The box of cachous

Cachou

I can’t remember precisely when I started eating cachous, but I remember this: it’s the last year of Middle School, and I’m sitting at the back of the classroom next to my friend Radu. We’re talking about all sorts of topics – chess, people, history – while sucking on cachous, regularly refilling from the little yellow box. The teacher catches us speaking, and asks: ‘Can you repeat what I just said’. I comply. The class has a passing frisson – it looks like the rebellious good student at the back of the class just go the teacher off balance. I smile, and when the teacher turns her back, I pop in another cachou, and resume my conversation with Radu.

It’s a small light circular yellow metal box, about the width of a small lemon. The lid twists around the base, revealing a black rectangular hole with rounded angles on the side, about 1.5 cm long by .6 mm high. Inside the box are myriads of small black liquorice lollies, with very strong flavour. They fall off through the rounded hole. In the middle of the lid, the brand ‘Lajaunie’ appears in white font on a black rectangular band, capped by the word ‘cachou’ in fancy black shaded font, and a signature below, while on the periphery, following the curve of the box, is the location: ‘Toulouse – France’. The back bears a series of ingredients, written very small, the weight of the box (6g), a barcode, a recycling symbol of a person throwing an unidentified black object into a large woven basket, and the slogan ‘un goût inimitable, parfume l’haleine, procure une saine et agréable fraicheur’ – ‘an unimitable taste, perfumes your breath, gives a healthy and enjoyable freshness’.

Cachou boxes look medicinal from up close, but like Coca Cola, marketing successfully glamourised them into pop-food. In the 80s, cachou Lajaunie had a come-back through a very popular ad campaign. The short clip showed the profile of a buxom woman in half-shadow, shaking a box of cachous in front of her while humming the tune ‘cachou cachou, Lajaunie, Lajaunie, han han’ in a breathy, sensual tone. Sales went up fast, and cachou Lajaunie moved from the top shelves of provincial pharmacies to the candy shelves in mainstream supermarkets.

Cachous are one of the rare things I miss from France, and cannot find in Australia.

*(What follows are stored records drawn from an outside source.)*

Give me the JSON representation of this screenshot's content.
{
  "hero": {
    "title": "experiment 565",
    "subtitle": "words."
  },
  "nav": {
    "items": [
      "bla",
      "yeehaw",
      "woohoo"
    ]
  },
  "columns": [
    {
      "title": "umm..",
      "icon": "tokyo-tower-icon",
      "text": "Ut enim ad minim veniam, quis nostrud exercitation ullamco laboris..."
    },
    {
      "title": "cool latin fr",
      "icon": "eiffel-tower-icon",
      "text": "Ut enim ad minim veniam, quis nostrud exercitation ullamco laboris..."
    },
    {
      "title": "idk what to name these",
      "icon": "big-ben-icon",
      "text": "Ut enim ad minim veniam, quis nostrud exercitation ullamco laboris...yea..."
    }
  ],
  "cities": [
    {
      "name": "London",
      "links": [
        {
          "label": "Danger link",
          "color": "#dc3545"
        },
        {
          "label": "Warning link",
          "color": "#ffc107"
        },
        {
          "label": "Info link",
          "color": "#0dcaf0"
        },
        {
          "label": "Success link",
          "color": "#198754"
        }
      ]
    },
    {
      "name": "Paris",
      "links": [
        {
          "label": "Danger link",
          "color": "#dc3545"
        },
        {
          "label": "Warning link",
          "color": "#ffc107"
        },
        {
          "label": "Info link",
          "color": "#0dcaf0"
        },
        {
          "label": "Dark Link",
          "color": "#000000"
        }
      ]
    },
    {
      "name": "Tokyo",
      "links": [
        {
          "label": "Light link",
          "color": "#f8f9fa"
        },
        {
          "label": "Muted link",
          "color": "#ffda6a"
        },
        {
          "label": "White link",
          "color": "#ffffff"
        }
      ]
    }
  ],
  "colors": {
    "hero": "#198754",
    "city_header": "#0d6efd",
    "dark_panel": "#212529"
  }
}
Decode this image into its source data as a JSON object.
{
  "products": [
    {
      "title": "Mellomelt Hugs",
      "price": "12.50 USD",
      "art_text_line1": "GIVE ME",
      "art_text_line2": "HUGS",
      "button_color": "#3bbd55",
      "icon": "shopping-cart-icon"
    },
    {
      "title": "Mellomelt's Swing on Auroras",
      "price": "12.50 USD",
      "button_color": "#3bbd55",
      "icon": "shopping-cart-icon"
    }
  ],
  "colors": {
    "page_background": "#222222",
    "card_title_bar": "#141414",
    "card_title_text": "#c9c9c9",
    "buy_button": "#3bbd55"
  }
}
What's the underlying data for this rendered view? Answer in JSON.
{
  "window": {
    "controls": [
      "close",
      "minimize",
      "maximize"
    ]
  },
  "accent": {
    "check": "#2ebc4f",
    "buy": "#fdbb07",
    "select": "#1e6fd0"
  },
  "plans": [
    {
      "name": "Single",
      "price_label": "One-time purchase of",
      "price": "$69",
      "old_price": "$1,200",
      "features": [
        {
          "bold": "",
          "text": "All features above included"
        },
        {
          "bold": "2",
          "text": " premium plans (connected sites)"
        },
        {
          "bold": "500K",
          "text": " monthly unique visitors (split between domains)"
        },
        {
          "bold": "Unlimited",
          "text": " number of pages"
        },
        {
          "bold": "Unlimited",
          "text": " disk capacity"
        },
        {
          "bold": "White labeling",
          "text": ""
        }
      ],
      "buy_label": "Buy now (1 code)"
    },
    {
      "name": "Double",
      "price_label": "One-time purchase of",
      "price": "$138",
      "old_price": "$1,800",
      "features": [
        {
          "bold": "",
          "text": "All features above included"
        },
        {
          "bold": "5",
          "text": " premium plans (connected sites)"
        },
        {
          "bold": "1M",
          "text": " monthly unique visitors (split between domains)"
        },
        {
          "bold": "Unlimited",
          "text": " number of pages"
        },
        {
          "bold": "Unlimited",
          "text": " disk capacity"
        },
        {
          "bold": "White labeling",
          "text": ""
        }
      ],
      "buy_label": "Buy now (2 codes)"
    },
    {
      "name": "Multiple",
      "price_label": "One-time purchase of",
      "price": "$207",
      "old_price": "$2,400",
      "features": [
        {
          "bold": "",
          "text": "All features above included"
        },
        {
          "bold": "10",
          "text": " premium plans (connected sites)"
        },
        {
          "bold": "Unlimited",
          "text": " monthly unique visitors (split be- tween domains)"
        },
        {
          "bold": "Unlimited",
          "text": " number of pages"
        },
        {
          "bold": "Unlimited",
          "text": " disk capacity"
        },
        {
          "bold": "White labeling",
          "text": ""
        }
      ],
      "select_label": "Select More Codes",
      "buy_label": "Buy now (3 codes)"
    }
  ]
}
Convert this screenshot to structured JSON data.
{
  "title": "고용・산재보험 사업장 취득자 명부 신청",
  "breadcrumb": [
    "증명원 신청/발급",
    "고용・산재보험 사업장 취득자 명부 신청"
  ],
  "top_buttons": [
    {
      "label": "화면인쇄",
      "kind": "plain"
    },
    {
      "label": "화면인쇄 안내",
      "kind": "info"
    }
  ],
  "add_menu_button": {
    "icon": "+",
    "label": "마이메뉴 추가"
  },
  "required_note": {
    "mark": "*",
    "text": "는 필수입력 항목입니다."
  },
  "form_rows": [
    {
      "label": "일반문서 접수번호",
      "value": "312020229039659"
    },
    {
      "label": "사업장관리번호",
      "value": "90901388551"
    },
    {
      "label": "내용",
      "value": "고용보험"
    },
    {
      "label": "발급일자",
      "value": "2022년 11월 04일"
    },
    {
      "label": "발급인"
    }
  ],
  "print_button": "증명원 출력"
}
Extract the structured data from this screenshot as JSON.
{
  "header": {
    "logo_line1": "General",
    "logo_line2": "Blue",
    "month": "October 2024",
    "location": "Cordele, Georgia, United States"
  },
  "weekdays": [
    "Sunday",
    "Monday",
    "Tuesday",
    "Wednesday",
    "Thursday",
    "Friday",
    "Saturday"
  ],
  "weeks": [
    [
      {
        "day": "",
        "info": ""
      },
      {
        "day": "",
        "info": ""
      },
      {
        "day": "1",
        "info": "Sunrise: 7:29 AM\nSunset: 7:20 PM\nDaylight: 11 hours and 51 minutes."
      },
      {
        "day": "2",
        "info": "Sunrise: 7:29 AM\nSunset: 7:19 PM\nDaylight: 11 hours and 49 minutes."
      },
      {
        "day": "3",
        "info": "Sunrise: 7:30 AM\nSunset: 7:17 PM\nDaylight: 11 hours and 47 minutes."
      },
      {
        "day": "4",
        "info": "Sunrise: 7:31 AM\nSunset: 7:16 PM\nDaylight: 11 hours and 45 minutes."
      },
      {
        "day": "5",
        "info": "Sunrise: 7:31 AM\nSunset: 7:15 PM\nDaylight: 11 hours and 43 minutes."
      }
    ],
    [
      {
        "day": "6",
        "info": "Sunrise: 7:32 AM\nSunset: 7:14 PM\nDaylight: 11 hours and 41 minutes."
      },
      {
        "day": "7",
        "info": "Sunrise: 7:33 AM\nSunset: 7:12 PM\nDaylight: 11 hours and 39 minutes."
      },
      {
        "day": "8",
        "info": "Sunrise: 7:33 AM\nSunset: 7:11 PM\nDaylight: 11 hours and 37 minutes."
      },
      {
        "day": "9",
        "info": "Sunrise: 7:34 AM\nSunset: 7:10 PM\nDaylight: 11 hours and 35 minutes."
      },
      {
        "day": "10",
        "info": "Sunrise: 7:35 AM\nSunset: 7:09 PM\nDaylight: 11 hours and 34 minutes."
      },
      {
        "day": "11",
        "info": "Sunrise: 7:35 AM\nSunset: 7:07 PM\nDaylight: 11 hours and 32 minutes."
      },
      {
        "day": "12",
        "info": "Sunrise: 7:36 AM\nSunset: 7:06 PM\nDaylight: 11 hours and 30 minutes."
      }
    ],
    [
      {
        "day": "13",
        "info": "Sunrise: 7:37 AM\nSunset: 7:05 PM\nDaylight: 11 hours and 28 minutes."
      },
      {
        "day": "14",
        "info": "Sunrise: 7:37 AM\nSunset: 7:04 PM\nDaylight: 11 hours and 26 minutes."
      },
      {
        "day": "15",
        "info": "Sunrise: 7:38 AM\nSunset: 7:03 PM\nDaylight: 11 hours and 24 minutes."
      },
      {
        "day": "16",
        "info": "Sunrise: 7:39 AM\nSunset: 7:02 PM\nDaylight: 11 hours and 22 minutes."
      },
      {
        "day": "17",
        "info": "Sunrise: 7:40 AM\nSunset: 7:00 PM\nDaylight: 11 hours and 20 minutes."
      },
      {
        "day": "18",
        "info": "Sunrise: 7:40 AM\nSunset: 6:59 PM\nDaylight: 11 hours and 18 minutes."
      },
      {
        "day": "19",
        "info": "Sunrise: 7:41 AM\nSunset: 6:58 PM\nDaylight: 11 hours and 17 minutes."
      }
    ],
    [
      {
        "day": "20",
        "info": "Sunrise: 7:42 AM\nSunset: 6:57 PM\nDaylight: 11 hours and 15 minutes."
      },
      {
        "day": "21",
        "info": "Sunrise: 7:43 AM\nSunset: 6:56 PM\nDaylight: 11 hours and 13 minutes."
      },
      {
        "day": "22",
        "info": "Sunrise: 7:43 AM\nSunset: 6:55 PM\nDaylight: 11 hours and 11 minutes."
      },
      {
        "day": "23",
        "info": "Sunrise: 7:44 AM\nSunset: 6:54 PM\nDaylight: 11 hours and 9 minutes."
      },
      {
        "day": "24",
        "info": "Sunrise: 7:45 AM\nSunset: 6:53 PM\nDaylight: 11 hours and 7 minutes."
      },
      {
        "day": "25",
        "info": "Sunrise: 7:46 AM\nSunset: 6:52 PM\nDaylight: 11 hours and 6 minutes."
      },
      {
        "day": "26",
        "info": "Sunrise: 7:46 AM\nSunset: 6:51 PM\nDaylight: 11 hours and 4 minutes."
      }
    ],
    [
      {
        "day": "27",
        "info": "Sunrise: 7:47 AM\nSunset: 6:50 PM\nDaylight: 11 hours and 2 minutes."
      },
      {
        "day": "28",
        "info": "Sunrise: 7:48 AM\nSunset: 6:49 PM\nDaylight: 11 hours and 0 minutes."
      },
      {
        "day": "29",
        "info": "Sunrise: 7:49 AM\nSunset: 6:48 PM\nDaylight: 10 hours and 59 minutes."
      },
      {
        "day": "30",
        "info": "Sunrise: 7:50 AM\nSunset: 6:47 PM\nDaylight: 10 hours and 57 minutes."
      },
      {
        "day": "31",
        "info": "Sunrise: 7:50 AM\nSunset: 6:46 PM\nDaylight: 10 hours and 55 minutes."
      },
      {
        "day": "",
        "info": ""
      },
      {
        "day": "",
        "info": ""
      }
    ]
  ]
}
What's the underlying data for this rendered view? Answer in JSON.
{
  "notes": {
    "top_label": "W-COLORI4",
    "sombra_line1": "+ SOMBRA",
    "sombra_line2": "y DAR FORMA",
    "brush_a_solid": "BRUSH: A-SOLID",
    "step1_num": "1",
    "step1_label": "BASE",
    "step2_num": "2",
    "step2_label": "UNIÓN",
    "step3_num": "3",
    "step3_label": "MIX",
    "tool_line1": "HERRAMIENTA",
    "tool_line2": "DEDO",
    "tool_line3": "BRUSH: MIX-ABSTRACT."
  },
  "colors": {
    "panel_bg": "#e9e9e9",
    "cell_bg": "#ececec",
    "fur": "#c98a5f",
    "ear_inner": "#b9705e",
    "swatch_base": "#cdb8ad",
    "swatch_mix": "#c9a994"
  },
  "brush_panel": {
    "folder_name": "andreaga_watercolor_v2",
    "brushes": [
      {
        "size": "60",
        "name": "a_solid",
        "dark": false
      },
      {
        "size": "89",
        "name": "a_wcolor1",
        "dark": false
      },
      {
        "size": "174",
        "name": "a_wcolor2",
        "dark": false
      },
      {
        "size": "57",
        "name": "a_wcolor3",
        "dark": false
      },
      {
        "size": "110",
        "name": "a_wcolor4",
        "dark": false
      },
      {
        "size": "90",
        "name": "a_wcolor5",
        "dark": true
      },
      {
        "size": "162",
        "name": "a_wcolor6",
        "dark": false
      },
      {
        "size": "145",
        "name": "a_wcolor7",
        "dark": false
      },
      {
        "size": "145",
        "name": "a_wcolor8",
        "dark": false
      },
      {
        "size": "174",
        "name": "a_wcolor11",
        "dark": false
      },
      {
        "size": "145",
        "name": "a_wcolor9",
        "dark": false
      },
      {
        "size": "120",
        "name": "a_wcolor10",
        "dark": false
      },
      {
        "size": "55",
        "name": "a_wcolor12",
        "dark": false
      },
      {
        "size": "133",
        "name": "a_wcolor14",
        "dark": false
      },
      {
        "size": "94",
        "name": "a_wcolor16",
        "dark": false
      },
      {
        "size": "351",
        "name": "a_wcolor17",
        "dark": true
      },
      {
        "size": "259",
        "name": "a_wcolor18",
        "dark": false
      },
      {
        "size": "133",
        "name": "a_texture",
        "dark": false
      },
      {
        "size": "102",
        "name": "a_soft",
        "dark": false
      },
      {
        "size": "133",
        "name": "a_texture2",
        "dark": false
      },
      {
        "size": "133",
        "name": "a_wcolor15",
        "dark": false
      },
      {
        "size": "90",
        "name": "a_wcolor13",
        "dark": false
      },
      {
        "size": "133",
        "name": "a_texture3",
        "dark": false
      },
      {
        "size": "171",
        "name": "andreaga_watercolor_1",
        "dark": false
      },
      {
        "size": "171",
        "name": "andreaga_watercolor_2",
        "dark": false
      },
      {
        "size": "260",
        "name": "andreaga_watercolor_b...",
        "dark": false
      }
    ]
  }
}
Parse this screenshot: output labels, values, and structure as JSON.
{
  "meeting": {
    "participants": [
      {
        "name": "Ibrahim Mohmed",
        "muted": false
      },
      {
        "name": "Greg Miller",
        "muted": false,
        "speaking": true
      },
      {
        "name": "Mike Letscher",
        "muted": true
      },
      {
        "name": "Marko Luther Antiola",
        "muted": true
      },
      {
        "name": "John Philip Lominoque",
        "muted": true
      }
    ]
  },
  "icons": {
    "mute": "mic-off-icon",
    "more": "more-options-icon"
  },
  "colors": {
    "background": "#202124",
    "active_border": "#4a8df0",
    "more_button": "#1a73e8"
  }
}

On each of my visits to the home-country, I brought back boxes – and asked friends visiting France to bring me some. Each of these boxes contains an almost infinite number of black liquorice squares – and I often go weeks without having any – so that they accumulated over time: I now have about eight in the house, piling up inside my study drawer. Fortunately, there is no by-date on the lid or the back of the little yellow box. I assume these liquorice lollies are not perishable. At least I will treat them that way.